Le rêve du changement politique peine à se réaliser, en dépit de la situation de fragilité dans laquelle se trouve le pouvoir en Algérie.

Cette fragilité, structurelle à l’origine, a été accentuée par l’absence prolongée de Bouteflika depuis avril 2013, alimentant le débat sur l’état d’empêchement du président et l’organisation d’une élection présidentielle anticipée, clamées par de nombreuses voix, à l’intérieur et à l’extérieur du pays.   

La CLTD, née dans une logique de boycott de la dernière présidentielle, a eu le mérite de rassembler des entités politiques de différentes tendances. Son camp s’est renforcé avec l’arrivée de Benflis et ses alliées, déçus, encore une fois, par une nouvelle expérience électorale.  Mais cela parait encore insuffisant. Pour amener le pouvoir en place à lâcher du lest, il fallait au préalable, gagner l’adhésion de la société.  Et il se trouve que les formations et « personnalités nationales » formant la CLTD, dont certaines ont rejoint l’opposition très récemment, ne donnent pas l’impression d’avoir assez d’influence au sein de la société algérienne qui semble être entièrement absorbée par des questions d’ordre socioéconomique (augmentation de salaires, logements, crédits bancaires bonifiés…etc).

En plus de cette faiblesse liée à l’ancrage populaire, l’initiative de la transition politique prônée par la CLTD s’est vu bousculée par le projet de consensus du FFS qui envisage de réunir le pouvoir et l’opposition autour d’une même table pour adopter un plan de sortie de crise. L’idée du doyen des partis de l’opposition est rejetée par la CLTD alors que les partis évoluant sous l’ombrelle du clan Bouteflika, le FLN en tête, ont fermé le jeu dès le départ, en excluant du dialogue la question essentielle de la légitimité du pouvoir.
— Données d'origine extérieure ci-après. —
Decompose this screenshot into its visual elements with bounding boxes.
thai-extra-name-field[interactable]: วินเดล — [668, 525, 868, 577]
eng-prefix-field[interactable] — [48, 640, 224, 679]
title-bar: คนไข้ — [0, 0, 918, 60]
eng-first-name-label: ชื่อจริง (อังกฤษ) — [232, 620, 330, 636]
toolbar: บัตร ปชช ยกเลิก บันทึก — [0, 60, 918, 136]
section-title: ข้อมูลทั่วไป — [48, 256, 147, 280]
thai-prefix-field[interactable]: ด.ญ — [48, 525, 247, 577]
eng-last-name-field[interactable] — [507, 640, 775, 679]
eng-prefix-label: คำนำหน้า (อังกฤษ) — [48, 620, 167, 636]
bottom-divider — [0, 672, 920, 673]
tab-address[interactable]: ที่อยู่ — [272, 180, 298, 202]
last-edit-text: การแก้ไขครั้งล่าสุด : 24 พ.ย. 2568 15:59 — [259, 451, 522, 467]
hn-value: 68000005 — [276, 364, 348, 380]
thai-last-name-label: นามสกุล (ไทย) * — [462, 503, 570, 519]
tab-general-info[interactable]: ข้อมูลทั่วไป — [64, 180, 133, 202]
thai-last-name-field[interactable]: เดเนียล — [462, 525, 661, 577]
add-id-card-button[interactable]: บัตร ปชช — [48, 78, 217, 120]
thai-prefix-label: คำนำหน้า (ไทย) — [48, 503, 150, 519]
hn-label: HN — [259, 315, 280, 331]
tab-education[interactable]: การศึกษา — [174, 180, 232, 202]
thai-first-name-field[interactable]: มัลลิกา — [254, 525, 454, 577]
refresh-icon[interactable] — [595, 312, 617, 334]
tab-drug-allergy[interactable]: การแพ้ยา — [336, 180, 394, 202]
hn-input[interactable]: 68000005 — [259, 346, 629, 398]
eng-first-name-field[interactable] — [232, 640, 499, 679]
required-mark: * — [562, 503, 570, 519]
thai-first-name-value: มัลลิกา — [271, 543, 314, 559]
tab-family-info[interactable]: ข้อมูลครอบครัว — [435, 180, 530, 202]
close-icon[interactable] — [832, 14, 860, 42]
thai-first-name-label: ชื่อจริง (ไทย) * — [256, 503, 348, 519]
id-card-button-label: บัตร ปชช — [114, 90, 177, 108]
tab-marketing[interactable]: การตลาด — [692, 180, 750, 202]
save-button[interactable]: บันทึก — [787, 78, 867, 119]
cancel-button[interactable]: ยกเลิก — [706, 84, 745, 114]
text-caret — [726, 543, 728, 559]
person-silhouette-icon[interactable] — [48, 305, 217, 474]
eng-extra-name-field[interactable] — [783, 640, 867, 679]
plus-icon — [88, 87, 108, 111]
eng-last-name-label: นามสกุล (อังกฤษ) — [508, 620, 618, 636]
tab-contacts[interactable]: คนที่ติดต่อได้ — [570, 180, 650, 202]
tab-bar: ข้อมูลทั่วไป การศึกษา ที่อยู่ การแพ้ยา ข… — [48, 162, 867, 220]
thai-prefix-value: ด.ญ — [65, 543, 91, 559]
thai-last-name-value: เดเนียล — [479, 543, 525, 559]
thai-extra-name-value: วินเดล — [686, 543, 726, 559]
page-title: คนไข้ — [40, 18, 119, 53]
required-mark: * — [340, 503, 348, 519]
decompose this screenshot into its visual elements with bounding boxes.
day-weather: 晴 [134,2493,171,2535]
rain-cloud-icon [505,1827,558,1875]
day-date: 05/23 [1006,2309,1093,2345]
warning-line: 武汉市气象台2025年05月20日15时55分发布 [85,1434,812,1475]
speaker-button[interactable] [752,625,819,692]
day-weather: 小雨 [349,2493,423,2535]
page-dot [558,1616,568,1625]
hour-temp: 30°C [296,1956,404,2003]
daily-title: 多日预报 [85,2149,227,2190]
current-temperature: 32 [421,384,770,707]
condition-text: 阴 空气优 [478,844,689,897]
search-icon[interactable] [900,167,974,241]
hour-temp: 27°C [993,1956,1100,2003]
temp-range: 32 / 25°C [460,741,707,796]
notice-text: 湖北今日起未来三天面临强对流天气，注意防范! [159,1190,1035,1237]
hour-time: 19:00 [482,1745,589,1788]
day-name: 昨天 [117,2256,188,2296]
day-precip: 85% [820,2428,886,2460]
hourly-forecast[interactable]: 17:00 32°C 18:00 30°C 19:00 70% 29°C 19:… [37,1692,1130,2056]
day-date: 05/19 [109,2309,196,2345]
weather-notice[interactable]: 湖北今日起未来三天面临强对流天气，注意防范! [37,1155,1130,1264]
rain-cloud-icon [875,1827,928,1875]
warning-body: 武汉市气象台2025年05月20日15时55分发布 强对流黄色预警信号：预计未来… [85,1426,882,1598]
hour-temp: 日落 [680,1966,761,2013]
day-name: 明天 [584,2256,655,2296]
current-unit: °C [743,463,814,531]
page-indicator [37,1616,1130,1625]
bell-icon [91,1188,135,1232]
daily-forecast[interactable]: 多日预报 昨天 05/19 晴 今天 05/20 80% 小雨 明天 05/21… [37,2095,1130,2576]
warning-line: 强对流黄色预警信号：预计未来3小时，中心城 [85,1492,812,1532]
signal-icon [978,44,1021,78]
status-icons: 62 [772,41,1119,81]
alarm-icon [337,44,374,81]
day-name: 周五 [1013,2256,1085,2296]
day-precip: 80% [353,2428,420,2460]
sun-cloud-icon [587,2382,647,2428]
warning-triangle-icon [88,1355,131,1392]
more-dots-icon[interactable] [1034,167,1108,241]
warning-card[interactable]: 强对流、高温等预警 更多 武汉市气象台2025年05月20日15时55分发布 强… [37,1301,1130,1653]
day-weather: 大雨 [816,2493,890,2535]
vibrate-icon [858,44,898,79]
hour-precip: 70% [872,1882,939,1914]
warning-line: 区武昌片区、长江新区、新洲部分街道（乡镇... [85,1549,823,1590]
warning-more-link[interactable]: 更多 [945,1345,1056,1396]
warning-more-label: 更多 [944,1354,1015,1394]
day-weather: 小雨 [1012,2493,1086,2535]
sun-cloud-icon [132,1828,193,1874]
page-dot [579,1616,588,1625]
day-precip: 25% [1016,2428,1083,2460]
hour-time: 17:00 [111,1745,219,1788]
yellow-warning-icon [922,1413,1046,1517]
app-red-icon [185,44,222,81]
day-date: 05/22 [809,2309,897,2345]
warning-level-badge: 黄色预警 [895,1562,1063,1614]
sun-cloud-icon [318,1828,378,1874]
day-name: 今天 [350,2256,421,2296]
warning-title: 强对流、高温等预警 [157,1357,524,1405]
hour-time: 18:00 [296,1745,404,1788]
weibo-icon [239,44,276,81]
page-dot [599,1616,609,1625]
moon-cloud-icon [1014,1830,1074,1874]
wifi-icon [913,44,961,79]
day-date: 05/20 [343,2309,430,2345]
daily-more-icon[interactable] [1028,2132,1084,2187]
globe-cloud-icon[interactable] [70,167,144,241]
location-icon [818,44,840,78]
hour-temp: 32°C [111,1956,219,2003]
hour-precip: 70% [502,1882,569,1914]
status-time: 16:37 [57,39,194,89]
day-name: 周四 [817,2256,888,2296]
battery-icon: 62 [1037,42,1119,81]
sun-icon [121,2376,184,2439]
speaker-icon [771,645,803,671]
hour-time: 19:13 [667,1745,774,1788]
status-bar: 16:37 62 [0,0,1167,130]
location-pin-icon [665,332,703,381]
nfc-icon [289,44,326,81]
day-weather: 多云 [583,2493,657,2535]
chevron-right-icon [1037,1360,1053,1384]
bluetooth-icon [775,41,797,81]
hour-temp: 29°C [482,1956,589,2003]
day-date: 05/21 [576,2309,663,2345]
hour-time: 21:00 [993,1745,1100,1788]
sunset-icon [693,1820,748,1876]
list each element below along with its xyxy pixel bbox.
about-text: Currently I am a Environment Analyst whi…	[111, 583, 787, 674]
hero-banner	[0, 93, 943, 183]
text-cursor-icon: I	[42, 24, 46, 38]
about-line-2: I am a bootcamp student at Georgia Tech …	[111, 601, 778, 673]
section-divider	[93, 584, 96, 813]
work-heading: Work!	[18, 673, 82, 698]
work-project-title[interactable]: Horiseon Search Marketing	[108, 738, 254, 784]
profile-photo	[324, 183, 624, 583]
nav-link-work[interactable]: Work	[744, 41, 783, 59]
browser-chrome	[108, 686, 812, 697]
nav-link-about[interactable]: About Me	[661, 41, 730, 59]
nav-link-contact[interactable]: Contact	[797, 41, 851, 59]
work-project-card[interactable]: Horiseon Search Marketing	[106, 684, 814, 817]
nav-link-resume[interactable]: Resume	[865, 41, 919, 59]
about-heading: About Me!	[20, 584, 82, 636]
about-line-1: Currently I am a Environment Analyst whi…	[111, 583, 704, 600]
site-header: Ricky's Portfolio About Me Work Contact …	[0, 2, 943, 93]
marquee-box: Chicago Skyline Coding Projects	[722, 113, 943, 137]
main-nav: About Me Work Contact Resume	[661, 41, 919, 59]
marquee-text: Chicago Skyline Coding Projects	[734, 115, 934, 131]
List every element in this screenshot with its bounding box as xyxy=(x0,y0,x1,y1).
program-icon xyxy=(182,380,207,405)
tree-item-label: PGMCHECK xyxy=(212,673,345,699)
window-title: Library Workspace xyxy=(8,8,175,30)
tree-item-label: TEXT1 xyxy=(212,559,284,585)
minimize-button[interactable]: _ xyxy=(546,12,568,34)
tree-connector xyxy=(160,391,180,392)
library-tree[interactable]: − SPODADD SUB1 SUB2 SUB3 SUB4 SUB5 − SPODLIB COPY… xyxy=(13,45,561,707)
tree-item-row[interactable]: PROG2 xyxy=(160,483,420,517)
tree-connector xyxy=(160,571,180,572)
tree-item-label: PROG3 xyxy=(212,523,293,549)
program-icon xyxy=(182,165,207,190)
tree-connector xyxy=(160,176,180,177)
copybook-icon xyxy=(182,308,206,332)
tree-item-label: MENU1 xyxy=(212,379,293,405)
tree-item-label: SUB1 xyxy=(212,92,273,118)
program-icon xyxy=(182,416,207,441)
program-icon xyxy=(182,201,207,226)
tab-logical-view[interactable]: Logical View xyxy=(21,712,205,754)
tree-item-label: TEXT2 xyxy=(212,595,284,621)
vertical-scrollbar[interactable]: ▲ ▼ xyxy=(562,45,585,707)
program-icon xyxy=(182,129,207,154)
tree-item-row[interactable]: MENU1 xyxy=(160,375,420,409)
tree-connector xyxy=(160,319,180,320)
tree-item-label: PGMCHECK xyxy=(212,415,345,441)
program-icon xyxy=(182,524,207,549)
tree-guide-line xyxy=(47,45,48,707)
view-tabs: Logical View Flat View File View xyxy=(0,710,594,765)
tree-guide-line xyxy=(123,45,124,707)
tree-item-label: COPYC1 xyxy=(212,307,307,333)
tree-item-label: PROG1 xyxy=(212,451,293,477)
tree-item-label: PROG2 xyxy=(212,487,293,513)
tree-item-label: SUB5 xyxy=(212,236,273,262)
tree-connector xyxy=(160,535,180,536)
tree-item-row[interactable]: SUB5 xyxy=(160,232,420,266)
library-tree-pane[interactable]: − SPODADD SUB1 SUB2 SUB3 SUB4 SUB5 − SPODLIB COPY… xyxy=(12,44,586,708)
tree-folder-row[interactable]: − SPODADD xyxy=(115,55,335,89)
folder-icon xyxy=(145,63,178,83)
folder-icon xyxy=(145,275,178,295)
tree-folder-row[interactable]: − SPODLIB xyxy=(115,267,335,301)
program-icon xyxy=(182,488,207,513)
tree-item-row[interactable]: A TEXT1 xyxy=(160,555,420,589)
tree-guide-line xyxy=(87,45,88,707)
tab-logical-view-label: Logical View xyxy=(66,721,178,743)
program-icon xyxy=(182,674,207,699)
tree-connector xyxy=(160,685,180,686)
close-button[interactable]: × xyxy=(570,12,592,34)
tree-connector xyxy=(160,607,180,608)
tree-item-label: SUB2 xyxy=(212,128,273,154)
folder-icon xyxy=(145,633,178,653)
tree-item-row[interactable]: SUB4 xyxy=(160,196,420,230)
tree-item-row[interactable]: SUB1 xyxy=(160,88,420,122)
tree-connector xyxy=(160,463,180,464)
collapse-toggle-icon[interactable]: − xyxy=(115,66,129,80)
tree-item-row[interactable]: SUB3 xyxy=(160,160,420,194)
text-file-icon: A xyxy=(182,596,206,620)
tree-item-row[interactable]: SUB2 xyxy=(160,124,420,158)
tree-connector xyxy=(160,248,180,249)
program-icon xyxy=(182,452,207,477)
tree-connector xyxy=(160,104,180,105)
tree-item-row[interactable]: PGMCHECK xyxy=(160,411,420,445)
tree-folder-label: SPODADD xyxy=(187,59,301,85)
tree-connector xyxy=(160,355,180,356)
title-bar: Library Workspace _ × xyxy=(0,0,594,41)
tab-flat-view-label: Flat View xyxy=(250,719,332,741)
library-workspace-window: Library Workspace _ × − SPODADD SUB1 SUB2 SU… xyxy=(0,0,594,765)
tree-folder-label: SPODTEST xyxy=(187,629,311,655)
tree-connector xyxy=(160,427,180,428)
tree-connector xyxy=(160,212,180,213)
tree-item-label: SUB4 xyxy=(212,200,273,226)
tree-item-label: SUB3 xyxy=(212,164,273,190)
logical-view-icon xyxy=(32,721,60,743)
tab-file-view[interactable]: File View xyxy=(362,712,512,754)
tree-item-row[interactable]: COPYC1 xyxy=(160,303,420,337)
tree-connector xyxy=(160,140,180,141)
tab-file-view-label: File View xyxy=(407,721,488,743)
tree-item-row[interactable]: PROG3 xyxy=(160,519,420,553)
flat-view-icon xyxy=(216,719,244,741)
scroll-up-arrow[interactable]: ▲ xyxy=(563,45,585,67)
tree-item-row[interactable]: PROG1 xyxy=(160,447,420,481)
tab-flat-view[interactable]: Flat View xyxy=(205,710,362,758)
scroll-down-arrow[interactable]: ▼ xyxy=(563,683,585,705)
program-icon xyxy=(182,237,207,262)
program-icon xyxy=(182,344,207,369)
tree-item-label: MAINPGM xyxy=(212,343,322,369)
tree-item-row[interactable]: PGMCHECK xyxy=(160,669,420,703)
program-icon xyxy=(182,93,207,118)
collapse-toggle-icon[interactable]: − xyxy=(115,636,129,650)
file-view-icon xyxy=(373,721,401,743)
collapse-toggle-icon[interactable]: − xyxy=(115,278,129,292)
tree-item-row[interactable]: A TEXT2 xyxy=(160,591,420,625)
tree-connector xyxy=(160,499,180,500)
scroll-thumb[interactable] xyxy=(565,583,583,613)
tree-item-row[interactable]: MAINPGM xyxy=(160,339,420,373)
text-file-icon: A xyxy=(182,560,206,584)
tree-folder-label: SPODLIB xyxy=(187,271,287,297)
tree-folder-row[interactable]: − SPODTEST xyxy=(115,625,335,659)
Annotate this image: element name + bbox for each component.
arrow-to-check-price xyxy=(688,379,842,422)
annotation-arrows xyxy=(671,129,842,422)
On peut déduire donc, que les initiatives de la CLTD et du FFS sont vouées à l’échec, dans la mesure où elles donnent la possibilité aux gardiens du régime de gagner du temps sur le dos des clivages minant le camp dit démocrate. Cet état de fait réconforte la société dans son  attitude consistant à afficher une indifférence quasi totale vis-à-vis des acteurs politiques, pouvoir et opposition dans le même sac.

Il reste maintenant à espérer l’émergence d’une nouvelle force citoyenne, en mesure de gagner la confiance de la majorité silencieuse des Algériens. Des mouvements, tel Barakat, né à la veille de la dernière présidentielle, ont tenté le coup mais ils n’ont pas réussi le pari.

Pour les mobiliser autour du changement politique, les Algériens ont besoin d’autre chose. Il faudrait peut-être leur servir des idées fraîches, portées par des hommes et des femmes qui n’ont pas flirté avec le pouvoir. Il faudrait aussi, un discours novateur, affranchi de la rhétorique politique des années 1990.